Theme-related: This is easiest in a literature unit. Any theme that is such a universal human concern that great literature has been written to grapple with it, certainly God has something to say about that theme. And certainly seeing the world as a God-created, sin-shattered, God-redeemed place and our roles in it as his worshipers, his stewards, and his hands and feet in the broken places has some affect on how we grapple with that theme. Here are some of the ways I’ve come up with theme related devotions in World Literature (English 10):
  • Bible stories/passages related to the theme: The parable of the Good Samaritan for “Who is my neighbor?” or 1 Corinthians 13 for “What is love?”
  • Collected pieces related to the theme: Just this week I used a YouTube video a friend had posted on FaceBook to illustrate the power for good that creativity with words can have. I also use sources like the end of “The Weight of Glory” by C.S. Lewis for implications of people being made in the image of God on how we treat our neighbor; anecdotes from John Ortberg books about having a mission or making a difference; a news story that illustrates people’s inhumanity to each other or the possibility of grace when a person risks stepping out of the bystander role to love a neighbor.
  • Devotional by the author we are reading. The most serendipitous discovery of my life along these lines was the devotional Instrument of Thy Peace by Alan Paton, whose novel Cry, the Beloved Country we study. I edit and excerpt as I read, but in the devotions, Paton expounds on many of the themes we talk about as we read the novel, and it becomes clear that the teacher is not making applications that had never crossed the author’s mind!
  • My own creation: Really just an expansion of the first one--finding a number of Bible stories and passages and drawing out the themes. Yes, this is the most work, but also the most fun. For my introductory unit, I actually wrote up a model biblical perspective essay expanding the unit’s enduring understanding “Because people are made in the image of God, we are creative, communicative truth-seekers.” I give students copies, and then read and discuss a paragraph per day. Less intensive, right now I have notes I’m talking through for our grammar unit devotions about a creation/fall/redemption/restoration perspective of language. They include the juxtaposition of the story of Babel and the story of Pentecost and the creative range God gave Adam in naming the animals.

Content-related: Reading Psalms during poetry (Did you know that 40% of the Old Testament is poetry? And understanding general poetic devices as well as specific traits of Hebrew poetry can deepen our reading of that poetry?); retelling the story Esther when studying the functions of irony.

Skill-related: One of my favorites here is reading the first chapter of Quentin Schultze’s An Essential Guide to Public Speaking: Serving Your Audience with Faith, Skill, and Virtue, a couple of paragraphs per day, during a unit on speech.

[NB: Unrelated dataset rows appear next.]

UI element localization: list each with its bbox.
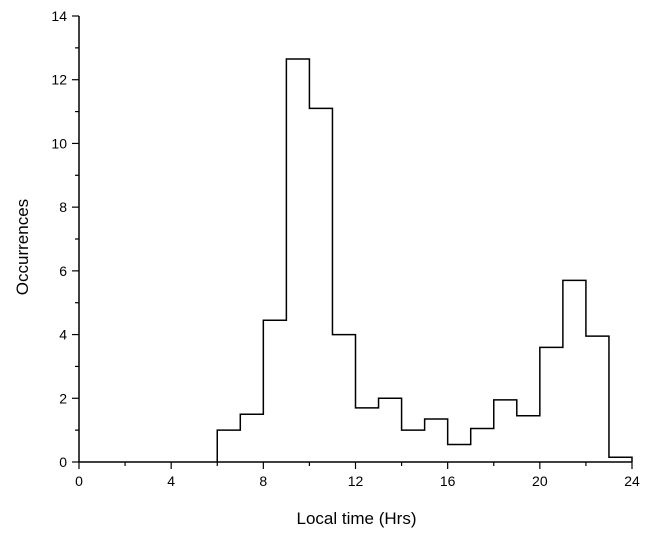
histogram-bar [540,347,563,462]
x-axis-title: Local time (Hrs) [297,509,417,528]
histogram-bar [471,429,494,462]
y-tick-label: 2 [59,390,67,406]
x-tick-label: 4 [167,473,175,489]
y-axis-title: Occurrences [13,199,32,295]
y-tick-label: 8 [59,199,67,215]
y-axis-ticks: 0 2 4 6 8 10 12 14 [51,8,79,470]
x-tick-label: 20 [532,473,548,489]
y-tick-label: 0 [59,454,67,470]
x-tick-label: 0 [75,473,83,489]
y-tick-label: 12 [51,72,67,88]
histogram-bins [217,59,632,462]
histogram-bar [332,335,355,462]
histogram-bar [356,408,379,462]
x-axis-ticks: 0 4 8 12 16 20 24 [75,462,640,489]
x-tick-label: 16 [440,473,456,489]
y-tick-label: 14 [51,8,67,24]
x-tick-label: 12 [348,473,364,489]
histogram-bar [494,400,517,462]
histogram-bar [379,398,402,462]
histogram-bar [217,430,240,462]
histogram-bar [286,59,309,462]
x-tick-label: 24 [624,473,640,489]
histogram-bar [425,419,448,462]
histogram-bar [563,280,586,462]
y-tick-label: 10 [51,135,67,151]
histogram-bar [309,108,332,462]
histogram-bar [240,414,263,462]
y-tick-label: 6 [59,263,67,279]
histogram-bar [402,430,425,462]
x-tick-label: 8 [259,473,267,489]
histogram-bar [517,416,540,462]
histogram-bar [263,320,286,462]
histogram-bar [586,336,609,462]
histogram-bar [448,444,471,462]
histogram-step-outline [216,58,633,462]
y-tick-label: 4 [59,327,67,343]
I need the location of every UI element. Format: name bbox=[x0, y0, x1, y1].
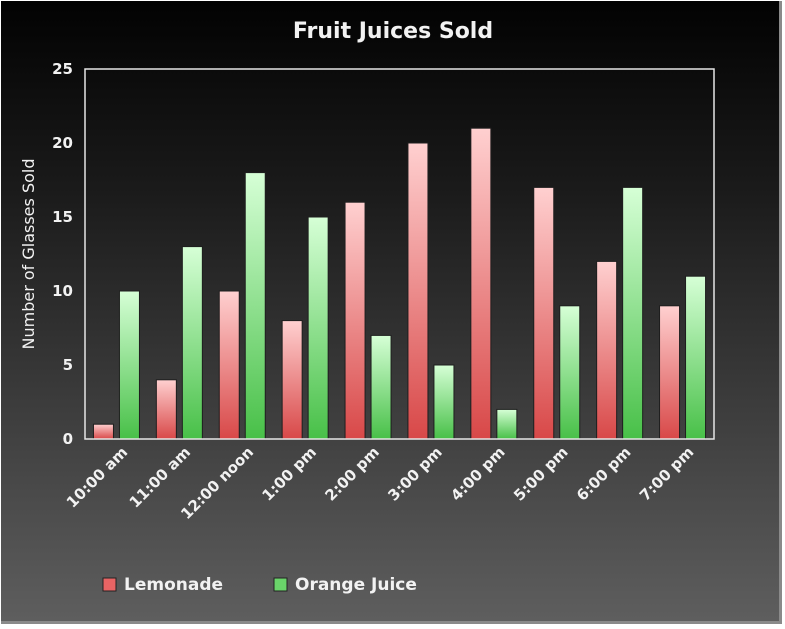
bar-lemonade bbox=[155, 379, 177, 440]
bar-orange-juice bbox=[622, 186, 644, 440]
y-axis-label: Number of Glasses Sold bbox=[19, 159, 38, 350]
y-axis-ticks: 0 5 10 15 20 25 bbox=[52, 60, 73, 448]
legend-swatch bbox=[273, 577, 288, 592]
bar-lemonade bbox=[281, 320, 303, 440]
x-tick-label: 5:00 pm bbox=[510, 443, 571, 504]
legend-label: Orange Juice bbox=[295, 575, 417, 595]
bars-group bbox=[92, 127, 707, 440]
legend-swatch bbox=[102, 577, 117, 592]
x-tick-label: 3:00 pm bbox=[384, 443, 445, 504]
y-tick-label: 5 bbox=[63, 356, 73, 374]
bar-orange-juice bbox=[685, 275, 707, 440]
bar-lemonade bbox=[92, 423, 114, 440]
y-tick-label: 10 bbox=[52, 282, 73, 300]
x-tick-label: 2:00 pm bbox=[321, 443, 382, 504]
x-tick-label: 7:00 pm bbox=[636, 443, 697, 504]
chart-title: Fruit Juices Sold bbox=[293, 19, 493, 44]
bar-lemonade bbox=[470, 127, 492, 440]
plot-area-border bbox=[84, 68, 715, 440]
bar-orange-juice bbox=[433, 364, 455, 440]
bar-orange-juice bbox=[496, 408, 518, 440]
y-tick-label: 15 bbox=[52, 208, 73, 226]
chart-svg: Fruit Juices Sold Number of Glasses Sold… bbox=[19, 19, 715, 595]
bar-orange-juice bbox=[181, 246, 203, 440]
bar-lemonade bbox=[533, 186, 555, 440]
bar-lemonade bbox=[596, 260, 618, 440]
x-tick-label: 11:00 am bbox=[126, 443, 194, 511]
x-tick-label: 1:00 pm bbox=[259, 443, 320, 504]
bar-lemonade bbox=[659, 305, 681, 440]
bar-orange-juice bbox=[307, 216, 329, 440]
bar-orange-juice bbox=[370, 334, 392, 440]
bar-lemonade bbox=[344, 201, 366, 440]
y-tick-label: 0 bbox=[63, 430, 73, 448]
x-tick-label: 4:00 pm bbox=[447, 443, 508, 504]
y-tick-label: 20 bbox=[52, 134, 73, 152]
bar-orange-juice bbox=[244, 172, 266, 440]
bar-orange-juice bbox=[118, 290, 140, 440]
bar-orange-juice bbox=[559, 305, 581, 440]
y-tick-label: 25 bbox=[52, 60, 73, 78]
bar-lemonade bbox=[407, 142, 429, 440]
legend-label: Lemonade bbox=[124, 575, 223, 595]
legend: Lemonade Orange Juice bbox=[102, 575, 417, 595]
bar-lemonade bbox=[218, 290, 240, 440]
x-tick-label: 6:00 pm bbox=[573, 443, 634, 504]
x-tick-label: 10:00 am bbox=[63, 443, 131, 511]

I used to shy away from this, thinking it wasn’t fair if my first period class got more biblical perspective than my other periods. Then I realized that was crazy--why starve one cat because I can't feed them all? Of course I work as much biblical perspective as possible into my other periods. But why not connect it all up even better for first period?


If you are a first period teacher in a Christian school, and you have a couple of extra minutes added to first period in which to open with devotions, how do you or could you use that time to connect kids’ faith with what they are about to learn?